Abstract

BACKGROUND: The immunologic risk associated with preformed donor-specific allo-antibodies (DSA) against human leukocyte antigens (HLA) in heart transplant (HTX) recipients is unclear. The goal of this study was to evaluate potential role of DSA on the progression of cardiac allograft vasculopathy (CAV) in HTX recipients. METHODS: The presence of DSA against HLA was evaluated using solid phase Single Antigen Bead assay (One Lambda, Inc., Canoga Park, CA; Luminex platform) before transplant in 35 HTX recipients. Using alloantibody specification analysis, 11% (4/35) and 20% (7/35) had DSA against donor Class I and II HLA respectively including the one patient who had both (DSA I & II+) . 71% (25/35) of patients had no demonstrable DSA (DSA-). All patients had negative cytotoxicity cross match. Baseline three-dimensional intravascular ultrasound studies (3D IVUS) were performed at 1.0 [0.18, 1.4] year after transplant.

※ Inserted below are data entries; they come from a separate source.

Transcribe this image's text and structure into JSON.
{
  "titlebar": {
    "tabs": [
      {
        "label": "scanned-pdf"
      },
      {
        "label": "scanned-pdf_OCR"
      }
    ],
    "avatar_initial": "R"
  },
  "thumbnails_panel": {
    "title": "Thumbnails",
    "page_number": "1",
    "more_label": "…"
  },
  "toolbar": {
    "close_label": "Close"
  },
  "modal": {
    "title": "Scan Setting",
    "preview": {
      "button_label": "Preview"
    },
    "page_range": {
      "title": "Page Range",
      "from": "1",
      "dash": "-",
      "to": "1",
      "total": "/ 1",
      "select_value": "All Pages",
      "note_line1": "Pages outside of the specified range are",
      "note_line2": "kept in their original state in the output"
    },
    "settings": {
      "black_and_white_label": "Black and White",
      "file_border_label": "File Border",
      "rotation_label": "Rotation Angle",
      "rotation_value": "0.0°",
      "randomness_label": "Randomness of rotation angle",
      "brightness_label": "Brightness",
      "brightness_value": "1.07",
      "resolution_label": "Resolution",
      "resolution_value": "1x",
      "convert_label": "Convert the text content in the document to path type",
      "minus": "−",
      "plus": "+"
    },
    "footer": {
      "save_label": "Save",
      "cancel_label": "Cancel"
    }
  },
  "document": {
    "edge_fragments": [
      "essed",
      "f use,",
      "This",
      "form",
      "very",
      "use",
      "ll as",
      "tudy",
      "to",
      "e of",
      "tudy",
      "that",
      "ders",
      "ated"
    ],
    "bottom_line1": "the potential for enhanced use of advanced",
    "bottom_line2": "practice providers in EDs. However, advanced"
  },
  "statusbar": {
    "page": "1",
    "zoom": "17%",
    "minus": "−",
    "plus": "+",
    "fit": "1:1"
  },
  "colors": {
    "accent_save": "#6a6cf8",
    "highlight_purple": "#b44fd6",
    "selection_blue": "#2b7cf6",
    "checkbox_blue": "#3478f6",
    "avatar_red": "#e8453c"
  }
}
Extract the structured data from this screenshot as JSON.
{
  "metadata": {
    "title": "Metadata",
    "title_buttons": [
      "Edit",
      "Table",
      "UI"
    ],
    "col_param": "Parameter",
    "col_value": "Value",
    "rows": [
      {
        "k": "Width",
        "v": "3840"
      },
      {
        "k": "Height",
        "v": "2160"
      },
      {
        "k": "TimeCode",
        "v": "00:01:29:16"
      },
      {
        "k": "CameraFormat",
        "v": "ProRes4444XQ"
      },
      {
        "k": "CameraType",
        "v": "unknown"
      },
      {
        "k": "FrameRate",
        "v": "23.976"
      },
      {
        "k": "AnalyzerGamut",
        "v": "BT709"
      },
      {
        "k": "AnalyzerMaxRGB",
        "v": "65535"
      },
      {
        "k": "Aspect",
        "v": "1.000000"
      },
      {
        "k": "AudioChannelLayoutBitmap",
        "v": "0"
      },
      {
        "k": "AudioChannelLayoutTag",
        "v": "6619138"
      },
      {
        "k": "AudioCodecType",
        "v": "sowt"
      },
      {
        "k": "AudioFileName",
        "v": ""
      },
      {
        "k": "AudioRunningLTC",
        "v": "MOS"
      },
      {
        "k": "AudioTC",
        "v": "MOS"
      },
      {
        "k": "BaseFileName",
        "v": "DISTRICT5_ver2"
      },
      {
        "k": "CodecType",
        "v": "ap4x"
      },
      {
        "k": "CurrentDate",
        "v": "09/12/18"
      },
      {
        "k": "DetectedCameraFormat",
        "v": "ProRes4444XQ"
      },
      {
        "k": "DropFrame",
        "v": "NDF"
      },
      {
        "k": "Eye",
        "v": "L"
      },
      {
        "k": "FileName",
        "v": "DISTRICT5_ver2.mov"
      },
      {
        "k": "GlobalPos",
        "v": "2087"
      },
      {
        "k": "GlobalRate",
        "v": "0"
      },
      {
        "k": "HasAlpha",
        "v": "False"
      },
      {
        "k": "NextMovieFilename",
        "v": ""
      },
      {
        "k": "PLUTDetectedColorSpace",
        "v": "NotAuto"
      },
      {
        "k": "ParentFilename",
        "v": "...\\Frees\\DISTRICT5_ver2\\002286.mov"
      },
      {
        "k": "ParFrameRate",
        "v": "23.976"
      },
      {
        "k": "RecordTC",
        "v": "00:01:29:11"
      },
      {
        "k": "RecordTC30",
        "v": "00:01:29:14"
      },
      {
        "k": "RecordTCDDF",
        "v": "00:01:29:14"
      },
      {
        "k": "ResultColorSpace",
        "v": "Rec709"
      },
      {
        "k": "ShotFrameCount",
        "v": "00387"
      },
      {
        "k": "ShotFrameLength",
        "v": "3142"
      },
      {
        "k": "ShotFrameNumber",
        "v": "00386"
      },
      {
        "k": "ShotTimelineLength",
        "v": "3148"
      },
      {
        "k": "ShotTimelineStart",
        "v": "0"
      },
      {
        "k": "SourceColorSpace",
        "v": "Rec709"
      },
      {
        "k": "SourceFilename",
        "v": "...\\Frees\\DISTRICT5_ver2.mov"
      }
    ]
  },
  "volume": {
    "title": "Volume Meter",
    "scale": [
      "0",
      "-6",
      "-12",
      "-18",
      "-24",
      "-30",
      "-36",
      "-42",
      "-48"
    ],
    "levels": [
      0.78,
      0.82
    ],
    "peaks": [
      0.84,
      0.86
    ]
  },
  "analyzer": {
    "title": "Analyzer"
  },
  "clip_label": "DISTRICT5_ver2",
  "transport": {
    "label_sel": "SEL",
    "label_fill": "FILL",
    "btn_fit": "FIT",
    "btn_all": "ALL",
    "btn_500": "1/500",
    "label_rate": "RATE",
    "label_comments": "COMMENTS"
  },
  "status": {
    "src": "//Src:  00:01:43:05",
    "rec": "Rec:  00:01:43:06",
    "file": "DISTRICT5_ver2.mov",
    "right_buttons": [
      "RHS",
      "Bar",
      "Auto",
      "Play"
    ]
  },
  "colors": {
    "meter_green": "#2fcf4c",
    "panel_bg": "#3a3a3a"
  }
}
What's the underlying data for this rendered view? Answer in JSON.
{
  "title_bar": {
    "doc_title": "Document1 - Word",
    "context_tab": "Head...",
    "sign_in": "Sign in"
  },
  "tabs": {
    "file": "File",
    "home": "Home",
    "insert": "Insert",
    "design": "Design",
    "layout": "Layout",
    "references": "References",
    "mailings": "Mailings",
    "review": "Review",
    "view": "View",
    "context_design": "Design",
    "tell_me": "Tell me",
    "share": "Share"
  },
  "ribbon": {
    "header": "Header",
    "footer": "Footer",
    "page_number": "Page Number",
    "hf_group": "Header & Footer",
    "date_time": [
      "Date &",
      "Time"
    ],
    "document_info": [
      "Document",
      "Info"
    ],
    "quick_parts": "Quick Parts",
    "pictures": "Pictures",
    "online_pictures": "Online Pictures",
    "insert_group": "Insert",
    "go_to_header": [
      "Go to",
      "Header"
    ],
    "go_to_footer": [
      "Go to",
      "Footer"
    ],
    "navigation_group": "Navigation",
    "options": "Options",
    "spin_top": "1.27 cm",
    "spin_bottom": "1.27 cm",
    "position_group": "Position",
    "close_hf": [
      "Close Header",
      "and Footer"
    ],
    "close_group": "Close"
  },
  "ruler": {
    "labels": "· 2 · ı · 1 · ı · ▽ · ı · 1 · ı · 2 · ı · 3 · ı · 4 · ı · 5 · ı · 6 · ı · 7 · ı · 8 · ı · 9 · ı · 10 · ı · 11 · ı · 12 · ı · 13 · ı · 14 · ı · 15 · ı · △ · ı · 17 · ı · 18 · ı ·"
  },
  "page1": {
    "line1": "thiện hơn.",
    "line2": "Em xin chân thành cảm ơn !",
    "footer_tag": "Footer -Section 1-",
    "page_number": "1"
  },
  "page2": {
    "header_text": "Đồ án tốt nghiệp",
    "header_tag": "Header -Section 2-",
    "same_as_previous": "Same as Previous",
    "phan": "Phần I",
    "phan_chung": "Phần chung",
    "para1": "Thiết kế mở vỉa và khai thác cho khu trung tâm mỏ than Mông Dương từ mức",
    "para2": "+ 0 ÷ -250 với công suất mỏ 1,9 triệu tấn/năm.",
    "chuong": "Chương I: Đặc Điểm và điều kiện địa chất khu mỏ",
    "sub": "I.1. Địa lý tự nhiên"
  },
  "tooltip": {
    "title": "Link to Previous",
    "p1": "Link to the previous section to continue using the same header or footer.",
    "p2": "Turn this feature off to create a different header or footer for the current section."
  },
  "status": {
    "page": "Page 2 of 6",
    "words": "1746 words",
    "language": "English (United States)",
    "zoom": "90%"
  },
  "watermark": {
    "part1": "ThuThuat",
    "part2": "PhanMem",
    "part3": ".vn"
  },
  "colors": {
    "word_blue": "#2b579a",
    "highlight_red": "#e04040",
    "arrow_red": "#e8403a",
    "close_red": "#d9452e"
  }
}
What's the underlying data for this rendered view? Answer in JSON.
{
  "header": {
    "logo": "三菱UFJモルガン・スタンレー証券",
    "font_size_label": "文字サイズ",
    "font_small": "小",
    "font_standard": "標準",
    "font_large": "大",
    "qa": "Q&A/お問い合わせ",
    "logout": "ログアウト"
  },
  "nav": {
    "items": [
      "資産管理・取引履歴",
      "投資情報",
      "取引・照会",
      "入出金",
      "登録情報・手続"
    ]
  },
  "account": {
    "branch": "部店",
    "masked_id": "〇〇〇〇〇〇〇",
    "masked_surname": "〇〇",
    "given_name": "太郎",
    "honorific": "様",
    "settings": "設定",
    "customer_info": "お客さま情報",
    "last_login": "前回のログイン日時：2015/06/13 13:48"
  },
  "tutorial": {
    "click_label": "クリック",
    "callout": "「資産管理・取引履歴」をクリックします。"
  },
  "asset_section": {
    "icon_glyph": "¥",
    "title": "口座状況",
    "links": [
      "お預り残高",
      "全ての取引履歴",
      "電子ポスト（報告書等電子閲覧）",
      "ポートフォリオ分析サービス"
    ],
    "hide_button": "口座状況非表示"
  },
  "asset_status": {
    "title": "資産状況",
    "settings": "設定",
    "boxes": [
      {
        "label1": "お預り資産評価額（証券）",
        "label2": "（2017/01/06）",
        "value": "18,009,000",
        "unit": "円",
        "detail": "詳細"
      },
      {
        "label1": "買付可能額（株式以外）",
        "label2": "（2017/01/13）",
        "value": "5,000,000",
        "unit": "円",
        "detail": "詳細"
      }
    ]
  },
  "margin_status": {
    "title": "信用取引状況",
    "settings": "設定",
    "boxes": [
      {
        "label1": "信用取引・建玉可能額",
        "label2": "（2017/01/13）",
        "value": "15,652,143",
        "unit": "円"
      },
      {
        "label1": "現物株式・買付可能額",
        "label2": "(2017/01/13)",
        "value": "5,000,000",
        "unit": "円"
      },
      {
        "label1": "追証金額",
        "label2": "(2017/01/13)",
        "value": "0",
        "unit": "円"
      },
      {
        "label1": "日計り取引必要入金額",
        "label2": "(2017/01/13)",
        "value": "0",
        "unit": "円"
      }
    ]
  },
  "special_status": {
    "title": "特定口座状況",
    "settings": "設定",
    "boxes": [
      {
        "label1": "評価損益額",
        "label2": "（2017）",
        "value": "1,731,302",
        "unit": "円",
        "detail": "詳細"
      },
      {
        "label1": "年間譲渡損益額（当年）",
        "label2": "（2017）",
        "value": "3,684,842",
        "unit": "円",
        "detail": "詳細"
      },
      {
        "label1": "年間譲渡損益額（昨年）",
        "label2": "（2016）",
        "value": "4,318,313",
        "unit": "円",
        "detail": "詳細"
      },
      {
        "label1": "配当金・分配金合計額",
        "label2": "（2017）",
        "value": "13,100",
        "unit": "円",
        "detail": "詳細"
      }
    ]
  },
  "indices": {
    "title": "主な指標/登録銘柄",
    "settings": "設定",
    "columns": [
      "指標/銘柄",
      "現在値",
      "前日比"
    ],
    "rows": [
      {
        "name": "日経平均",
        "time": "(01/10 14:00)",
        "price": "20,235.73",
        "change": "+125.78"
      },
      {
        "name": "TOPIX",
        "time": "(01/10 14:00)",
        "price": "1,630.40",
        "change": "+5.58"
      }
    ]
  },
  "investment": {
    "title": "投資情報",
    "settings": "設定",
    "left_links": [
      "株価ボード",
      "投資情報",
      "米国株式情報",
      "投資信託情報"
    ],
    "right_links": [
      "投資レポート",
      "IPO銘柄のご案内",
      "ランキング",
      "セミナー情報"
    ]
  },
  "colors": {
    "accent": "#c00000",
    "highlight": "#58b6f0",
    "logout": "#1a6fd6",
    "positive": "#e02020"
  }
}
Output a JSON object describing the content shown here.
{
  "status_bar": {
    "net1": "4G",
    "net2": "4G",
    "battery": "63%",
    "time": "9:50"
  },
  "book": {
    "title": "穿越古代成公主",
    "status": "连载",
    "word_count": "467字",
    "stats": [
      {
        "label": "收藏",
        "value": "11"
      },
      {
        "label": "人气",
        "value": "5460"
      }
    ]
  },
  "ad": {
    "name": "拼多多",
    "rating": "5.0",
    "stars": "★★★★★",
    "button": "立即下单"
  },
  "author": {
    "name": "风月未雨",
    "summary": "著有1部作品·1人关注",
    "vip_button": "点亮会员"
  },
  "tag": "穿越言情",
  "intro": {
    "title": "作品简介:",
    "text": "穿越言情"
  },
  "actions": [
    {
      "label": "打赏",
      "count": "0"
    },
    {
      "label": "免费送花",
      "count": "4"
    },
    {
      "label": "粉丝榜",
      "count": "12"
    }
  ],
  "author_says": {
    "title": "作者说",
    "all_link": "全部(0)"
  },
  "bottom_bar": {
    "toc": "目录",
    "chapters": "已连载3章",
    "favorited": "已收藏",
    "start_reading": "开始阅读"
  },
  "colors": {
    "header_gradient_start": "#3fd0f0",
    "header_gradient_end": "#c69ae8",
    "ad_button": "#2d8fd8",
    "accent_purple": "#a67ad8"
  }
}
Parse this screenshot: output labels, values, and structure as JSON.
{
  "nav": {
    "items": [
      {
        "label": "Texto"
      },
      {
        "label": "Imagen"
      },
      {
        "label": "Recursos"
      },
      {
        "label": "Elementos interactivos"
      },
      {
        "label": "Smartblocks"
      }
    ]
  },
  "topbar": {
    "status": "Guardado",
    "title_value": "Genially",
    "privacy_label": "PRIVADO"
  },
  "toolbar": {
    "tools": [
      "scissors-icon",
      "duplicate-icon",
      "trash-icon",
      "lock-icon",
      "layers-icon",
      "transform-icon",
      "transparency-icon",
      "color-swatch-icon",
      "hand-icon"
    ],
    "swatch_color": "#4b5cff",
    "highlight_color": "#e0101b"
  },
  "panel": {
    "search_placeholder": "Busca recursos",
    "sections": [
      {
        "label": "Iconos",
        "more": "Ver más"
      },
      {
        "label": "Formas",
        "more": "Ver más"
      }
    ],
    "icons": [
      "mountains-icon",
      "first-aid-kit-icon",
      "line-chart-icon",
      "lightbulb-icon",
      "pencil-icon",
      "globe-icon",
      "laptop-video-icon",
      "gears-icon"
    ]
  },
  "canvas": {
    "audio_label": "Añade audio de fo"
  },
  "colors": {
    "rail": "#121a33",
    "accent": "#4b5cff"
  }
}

Follow up 3D IVUS exams were performed 0.92 [0.85, 1.04] years after the baseline exam. RESULTS: The increase in mean plaque (media and intima) volume (PV) was accelerated in the DSA II+ group as compared to the DSA- group (0.87±1.9 mm (3)/mm vs. 0.16±1.8 mm (3)/mm) but the vessel volume index (follow up vessel volume/ baseline vessel volume) was similar between groups (1.08±0.5 vs. 1.09± 0.4; p=0.9). Plaque index (PI) (PV/vessel volume x 100 [%]) increased significantly in the DSA II+ group (17.9±6.3%) but not in the DSA- group (-13.6±13.2%, P=0.02). None of these values were significant in the DSA I+ only group. Treatment with Sirolimus did not affect PI progression between the DSA II+ and DSA- groups (PI progression: 15.9±8.7% vs. -11.7±7.1%, P=0.03). Age, gender, lipid and uric acid levels, prevalence of diabetes, ischemic time, time between IVUS examinations, the use of steroids, mycophenolate vs. azathioprine or calcineurin inhibitors vs. sirolimus were not different between the groups (P>0.4 for all). CONCLUSIONS: Heart transplant recipients with clearly defined anti-Class II DSA are at risk for accelerated cardiac allograft vasculopathy. Whether interventions to minimize the risk of DSA such as virtual crossmatch, desensitization and complement inhibition will retard CAV remains to be proven.